Publications and Recordings

 His music has been performed in many European countries, U.S.A., Russia and the Middle East. Most of his works are recorded on CDs and for radio and TV. His works are published in Europe and U.S.A. See New Grove's Dictionary, 1980 and the expanded entry in 2000 edition (printed and electronic).
 
   
   During a visit to his daughter’s family in Frankfurt in July 1988, he suffered a stroke and died 23 November 1988. He is buried in Cairo. 

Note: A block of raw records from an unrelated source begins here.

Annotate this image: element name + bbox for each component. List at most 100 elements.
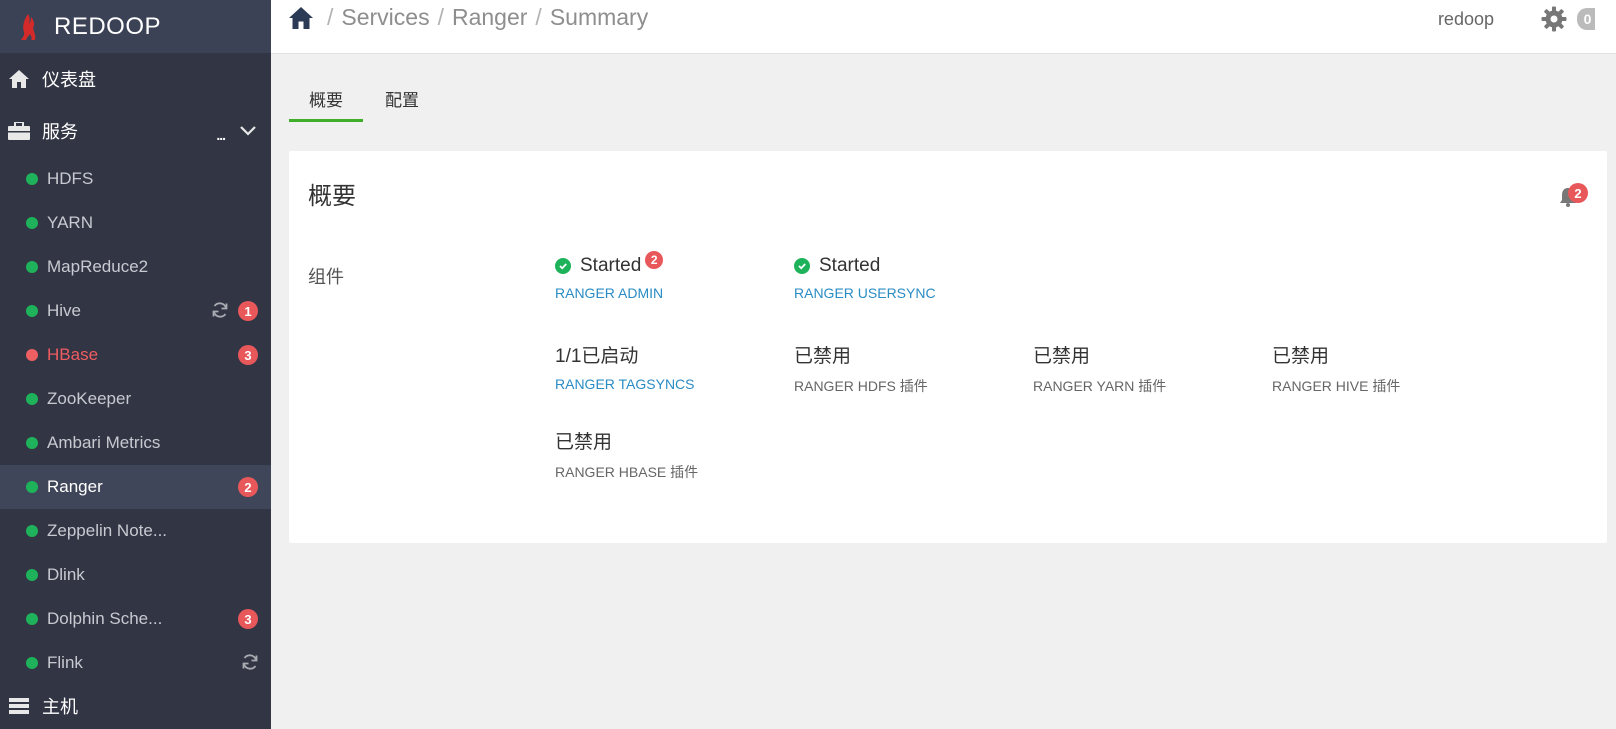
- service-list: HDFS YARN MapReduce2 Hive 1 HBase 3 ZooKeeper Am…: [0, 157, 271, 685]
- breadcrumb-separator: /: [437, 4, 444, 30]
- service-name: HBase: [47, 345, 99, 364]
- component-status-text: 1/1已启动: [555, 346, 639, 367]
- service-name: Ambari Metrics: [47, 433, 161, 452]
- status-dot-icon: [26, 393, 38, 405]
- component-ranger-hdfs: 已禁用 RANGER HDFS 插件: [794, 341, 928, 396]
- component-status: 1/1已启动: [555, 341, 695, 368]
- brand-name: REDOOP: [54, 12, 162, 40]
- component-status: 已禁用: [794, 341, 928, 368]
- service-name: Ranger: [47, 477, 103, 496]
- component-status-text: 已禁用: [1033, 346, 1091, 367]
- component-name[interactable]: RANGER ADMIN: [555, 285, 663, 301]
- refresh-icon: [211, 301, 229, 324]
- status-dot-icon: [26, 305, 38, 317]
- breadcrumb-separator: /: [535, 4, 542, 30]
- nav-hosts-label: 主机: [42, 697, 78, 717]
- component-status: 已禁用: [555, 427, 698, 454]
- nav-hosts[interactable]: 主机: [0, 686, 271, 726]
- component-name: RANGER YARN 插件: [1033, 378, 1167, 394]
- breadcrumb-services[interactable]: Services: [341, 4, 429, 31]
- sidebar: REDOOP 仪表盘 服务 ... HDFS YARN MapReduce2 Hive…: [0, 0, 271, 729]
- tab-configs[interactable]: 配置: [365, 86, 439, 122]
- refresh-icon: [241, 653, 259, 676]
- alerts-count-badge[interactable]: 2: [1568, 183, 1588, 203]
- component-alert-badge[interactable]: 2: [645, 251, 664, 269]
- check-circle-icon: [555, 258, 571, 274]
- sidebar-item-mapreduce2[interactable]: MapReduce2: [0, 245, 271, 289]
- nav-services[interactable]: 服务 ...: [0, 105, 271, 157]
- component-ranger-admin: Started 2 RANGER ADMIN: [555, 251, 664, 301]
- service-name: ZooKeeper: [47, 389, 132, 408]
- tab-bar: 概要 配置: [289, 86, 439, 122]
- gear-icon[interactable]: [1541, 6, 1567, 37]
- component-name: RANGER HBASE 插件: [555, 464, 699, 480]
- services-more-button[interactable]: ...: [216, 127, 226, 143]
- component-ranger-usersync: Started RANGER USERSYNC: [794, 255, 936, 301]
- component-status-text: 已禁用: [1272, 346, 1330, 367]
- sidebar-item-ambari-metrics[interactable]: Ambari Metrics: [0, 421, 271, 465]
- service-name: Hive: [47, 301, 82, 320]
- check-circle-icon: [794, 258, 810, 274]
- top-bar: / Services / Ranger / Summary redoop 0: [271, 0, 1616, 54]
- chevron-down-icon[interactable]: [239, 121, 257, 142]
- sidebar-item-zookeeper[interactable]: ZooKeeper: [0, 377, 271, 421]
- component-status: 已禁用: [1272, 341, 1400, 368]
- service-name: Flink: [47, 653, 83, 672]
- home-icon[interactable]: [289, 6, 313, 30]
- user-menu[interactable]: redoop: [1438, 9, 1494, 30]
- component-name: RANGER HDFS 插件: [794, 378, 928, 394]
- nav-dashboard[interactable]: 仪表盘: [0, 53, 271, 105]
- service-name: Zeppelin Note...: [47, 521, 168, 540]
- status-dot-icon: [26, 261, 38, 273]
- sidebar-item-dolphin-sche[interactable]: Dolphin Sche... 3: [0, 597, 271, 641]
- status-dot-icon: [26, 613, 38, 625]
- summary-card: 概要 2 组件 Started 2 RANGER ADMIN Started RANGE…: [289, 151, 1607, 543]
- briefcase-icon: [8, 120, 30, 142]
- components-label: 组件: [308, 267, 344, 287]
- sidebar-item-hive[interactable]: Hive 1: [0, 289, 271, 333]
- sidebar-item-hbase[interactable]: HBase 3: [0, 333, 271, 377]
- component-name[interactable]: RANGER USERSYNC: [794, 285, 936, 301]
- status-dot-icon: [26, 217, 38, 229]
- home-icon: [8, 68, 30, 90]
- service-name: Dlink: [47, 565, 85, 584]
- sidebar-item-flink[interactable]: Flink: [0, 641, 271, 685]
- sidebar-item-yarn[interactable]: YARN: [0, 201, 271, 245]
- breadcrumb-summary: Summary: [549, 4, 649, 30]
- component-ranger-hbase: 已禁用 RANGER HBASE 插件: [555, 427, 698, 482]
- server-icon: [8, 695, 30, 717]
- sidebar-item-zeppelin-note[interactable]: Zeppelin Note...: [0, 509, 271, 553]
- component-status-text: Started: [580, 255, 642, 276]
- ops-count-badge[interactable]: 0: [1577, 8, 1595, 30]
- breadcrumb-ranger[interactable]: Ranger: [452, 4, 527, 31]
- alert-count-badge[interactable]: 2: [238, 477, 258, 497]
- status-dot-icon: [26, 481, 38, 493]
- status-dot-icon: [26, 525, 38, 537]
- status-dot-icon: [26, 569, 38, 581]
- redoop-logo-icon: [21, 13, 36, 40]
- summary-title: 概要: [308, 183, 356, 210]
- component-status: Started: [794, 255, 936, 277]
- service-name: MapReduce2: [47, 257, 149, 276]
- service-name: HDFS: [47, 169, 94, 188]
- alert-count-badge[interactable]: 1: [238, 301, 258, 321]
- component-name: RANGER HIVE 插件: [1272, 378, 1401, 394]
- sidebar-item-hdfs[interactable]: HDFS: [0, 157, 271, 201]
- alert-count-badge[interactable]: 3: [238, 345, 258, 365]
- tab-summary[interactable]: 概要: [289, 86, 363, 122]
- alert-count-badge[interactable]: 3: [238, 609, 258, 629]
- component-status-text: Started: [819, 255, 881, 276]
- status-dot-icon: [26, 349, 38, 361]
- component-status: Started 2: [555, 251, 664, 277]
- breadcrumb: / Services / Ranger / Summary: [289, 4, 648, 31]
- component-name[interactable]: RANGER TAGSYNCS: [555, 376, 695, 392]
- sidebar-item-dlink[interactable]: Dlink: [0, 553, 271, 597]
- component-status-text: 已禁用: [555, 432, 613, 453]
- nav-services-label: 服务: [42, 122, 78, 142]
- service-name: YARN: [47, 213, 93, 232]
- status-dot-icon: [26, 657, 38, 669]
- status-dot-icon: [26, 173, 38, 185]
- component-ranger-yarn: 已禁用 RANGER YARN 插件: [1033, 341, 1166, 396]
- brand[interactable]: REDOOP: [0, 0, 271, 53]
- sidebar-item-ranger[interactable]: Ranger 2: [0, 465, 271, 509]
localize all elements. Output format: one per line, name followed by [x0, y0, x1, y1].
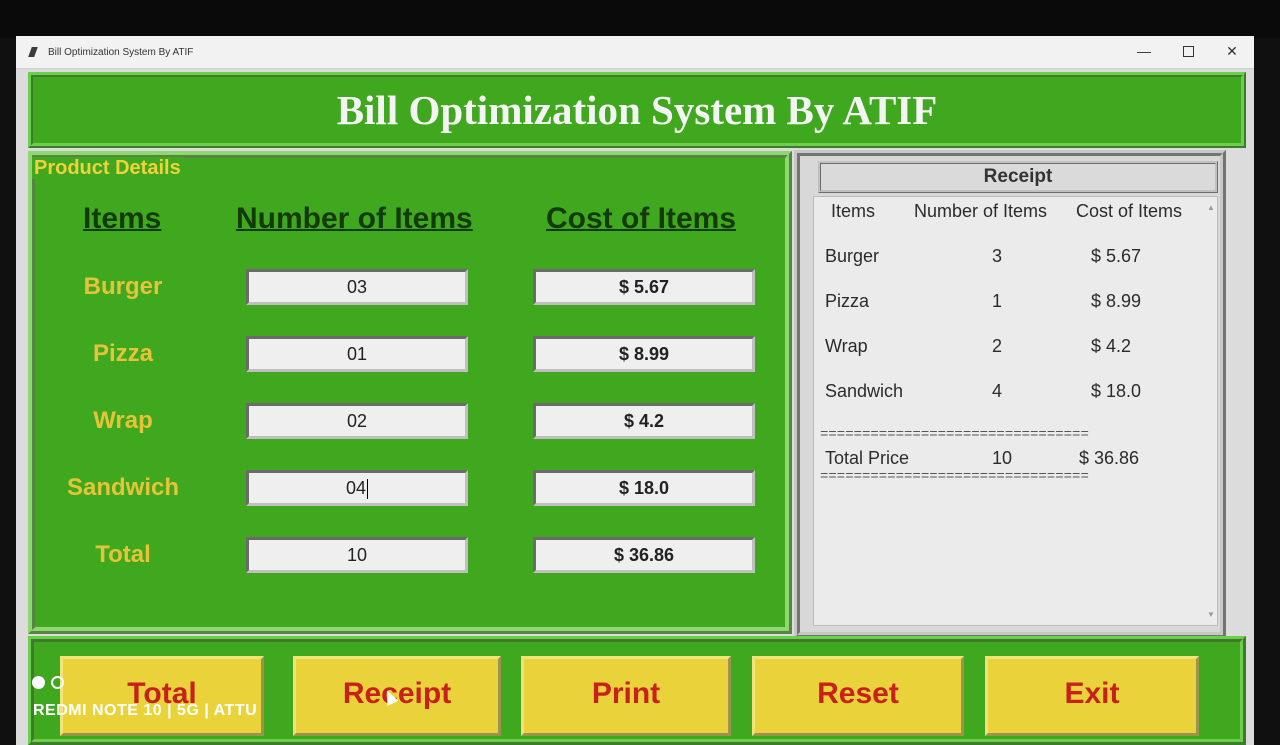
receipt-line-cost: $ 4.2 — [1091, 336, 1132, 356]
camera-dots — [32, 676, 70, 694]
number-column-header: Number of Items — [236, 202, 473, 235]
burger-label: Burger — [83, 273, 163, 300]
items-column-header: Items — [83, 202, 162, 235]
maximize-icon — [1182, 46, 1194, 57]
title-bar: Bill Optimization System By ATIF — ✕ — [16, 36, 1254, 69]
dot-filled-icon — [32, 676, 45, 689]
print-button[interactable]: Print — [521, 656, 731, 736]
wrap-label: Wrap — [93, 407, 153, 434]
receipt-line-item: Pizza — [825, 291, 870, 311]
receipt-button[interactable]: Receipt — [293, 656, 501, 736]
wrap-cost-field[interactable]: $ 4.2 — [533, 403, 755, 439]
receipt-line-qty: 2 — [992, 336, 1003, 356]
receipt-line-cost: $ 8.99 — [1091, 291, 1142, 311]
receipt-total-label: Total Price — [825, 448, 910, 468]
receipt-text-area[interactable]: Items Number of Items Cost of Items Burg… — [813, 196, 1218, 626]
close-button[interactable]: ✕ — [1210, 38, 1254, 64]
header-banner: Bill Optimization System By ATIF — [28, 72, 1246, 148]
receipt-total-qty: 10 — [992, 448, 1013, 468]
receipt-header-cost: Cost of Items — [1076, 201, 1183, 221]
total-label: Total — [95, 541, 151, 568]
feather-icon — [28, 47, 38, 57]
receipt-title: Receipt — [818, 161, 1218, 193]
exit-button[interactable]: Exit — [985, 656, 1199, 736]
dot-ring-icon — [51, 676, 64, 689]
app-window: Bill Optimization System By ATIF — ✕ Bil… — [16, 36, 1254, 745]
wrap-quantity-input[interactable]: 02 — [246, 403, 468, 439]
maximize-button[interactable] — [1166, 38, 1210, 64]
sandwich-cost-field[interactable]: $ 18.0 — [533, 470, 755, 506]
window-title: Bill Optimization System By ATIF — [48, 47, 194, 58]
receipt-line-cost: $ 18.0 — [1091, 381, 1142, 401]
receipt-line-item: Sandwich — [825, 381, 904, 401]
receipt-line-item: Burger — [825, 246, 880, 266]
receipt-header-number: Number of Items — [914, 201, 1048, 221]
camera-watermark: REDMI NOTE 10 | 5G | ATTU — [33, 702, 258, 719]
screen-bezel — [0, 0, 1280, 38]
receipt-line-qty: 1 — [992, 291, 1003, 311]
scroll-down-icon[interactable]: ▼ — [1207, 610, 1215, 619]
app-heading: Bill Optimization System By ATIF — [336, 87, 938, 133]
scroll-up-icon[interactable]: ▲ — [1207, 203, 1215, 212]
cost-column-header: Cost of Items — [546, 202, 737, 235]
total-button[interactable]: Total — [60, 656, 264, 736]
reset-button[interactable]: Reset — [752, 656, 964, 736]
burger-quantity-input[interactable]: 03 — [246, 269, 468, 305]
receipt-total-cost: $ 36.86 — [1079, 448, 1140, 468]
receipt-line-cost: $ 5.67 — [1091, 246, 1142, 266]
total-quantity-input[interactable]: 10 — [246, 537, 468, 573]
burger-cost-field[interactable]: $ 5.67 — [533, 269, 755, 305]
pizza-quantity-input[interactable]: 01 — [246, 336, 468, 372]
receipt-separator: ================================ — [820, 469, 1089, 485]
sandwich-quantity-input[interactable]: 04 — [246, 470, 468, 506]
receipt-line-qty: 3 — [992, 246, 1003, 266]
receipt-line-item: Wrap — [825, 336, 868, 356]
receipt-header-items: Items — [831, 201, 876, 221]
receipt-line-qty: 4 — [992, 381, 1003, 401]
pizza-label: Pizza — [92, 340, 154, 367]
product-details-legend: Product Details — [32, 157, 183, 179]
pizza-cost-field[interactable]: $ 8.99 — [533, 336, 755, 372]
sandwich-quantity-value: 04 — [345, 478, 367, 498]
sandwich-label: Sandwich — [66, 474, 180, 501]
total-cost-field[interactable]: $ 36.86 — [533, 537, 755, 573]
text-caret — [367, 479, 369, 500]
receipt-separator: ================================ — [820, 427, 1089, 443]
minimize-button[interactable]: — — [1122, 38, 1166, 64]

The Binational “Fulbright Commission” in Cairo published a ‘Festschrift’ for Gamal Abdel-Rahim “, 1993 (in English), an Arabic expanded version 
was published by the Supreme Council for Culture, Cairo 2001
   
  1996 a documentary film was produced about him directed by K. 
  El-Kalyouby. 
 
 His statue occupies a prominent place at the Cairo Opera House.